The Department of Labor is hoping that a new contract designed to provide more insight and safety control measures for its workers compensation program will help to combat opioid abuse among injured federal workers.

The agency Sept. 10 reaffirmed its contract award to Coventry Health Care Workers’ Compensation Inc., which will give injured workers increased access to medications and the ability to search for their medication authorization status.

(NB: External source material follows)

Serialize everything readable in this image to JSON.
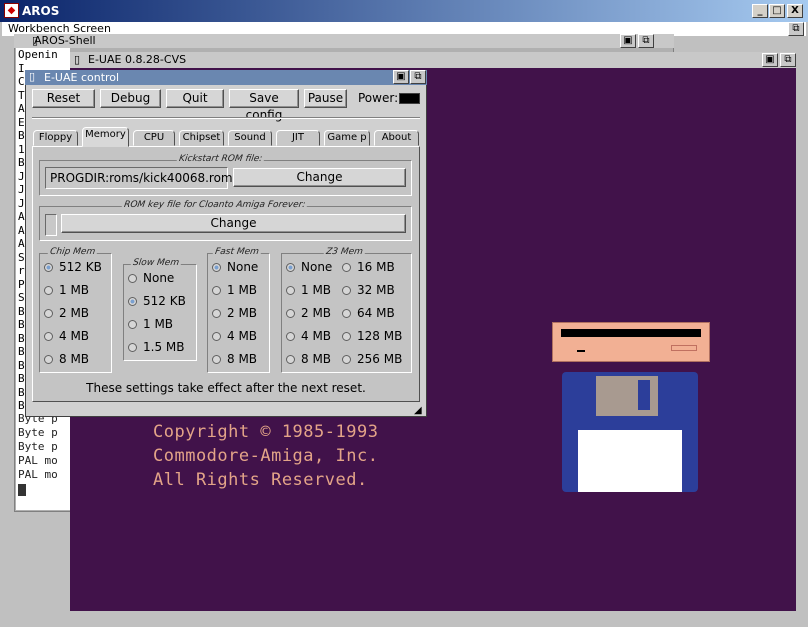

Meanwhile, the agency will receive better insight into the kinds of medications prescribed to injured workers and pharmacists will automatically be notified with any safety concerns associated with the medication.

"Today is a very encouraging day for the effective treatment of injured federal workers," said acting Secretary of Labor Patrick Pizzella in a news release.

"We have made significant improvements in reducing opioid use and will now have additional tools necessary to expand efforts to improve the safety and quality of medication delivery for all injured federal workers, while also being good stewards of taxpayer dollars."

Witnesses and members of Congress at a May 2018 hearing criticized the Department of Labor for remaining well behind established standards for opioid use in administering the Federal Employee Compensation Act program, which provides compensation and treatment to federal employees injured on the job.

Those Labor policies allowed employees to be prescribed opioids for 60 days before requiring a letter of medical necessity from a doctor and allowed for patients to receive two different opioid prescriptions at once.

Standard practice suggests a seven-day limit for a single opioid prescription.

“With a larger team of pharmacists and nurses available through Coventry, the Department will now have the ability to review an expanded list of injured worker medication profiles, and to perform outreach to prescribers,” the agency news release said.

“To date, this intensive outreach has only been available to a group of injured workers prescribed opioids at a high dosage. This will allow injured federal workers to receive the best possible medication regimens for their needs.”

U.S. Postal Service workers are the most likely employees to receive opioid prescriptions under the FECA program, according to the U.S. Postal Service Inspector General, and account for nearly half of the costs incurred by opioid prescriptions under FECA.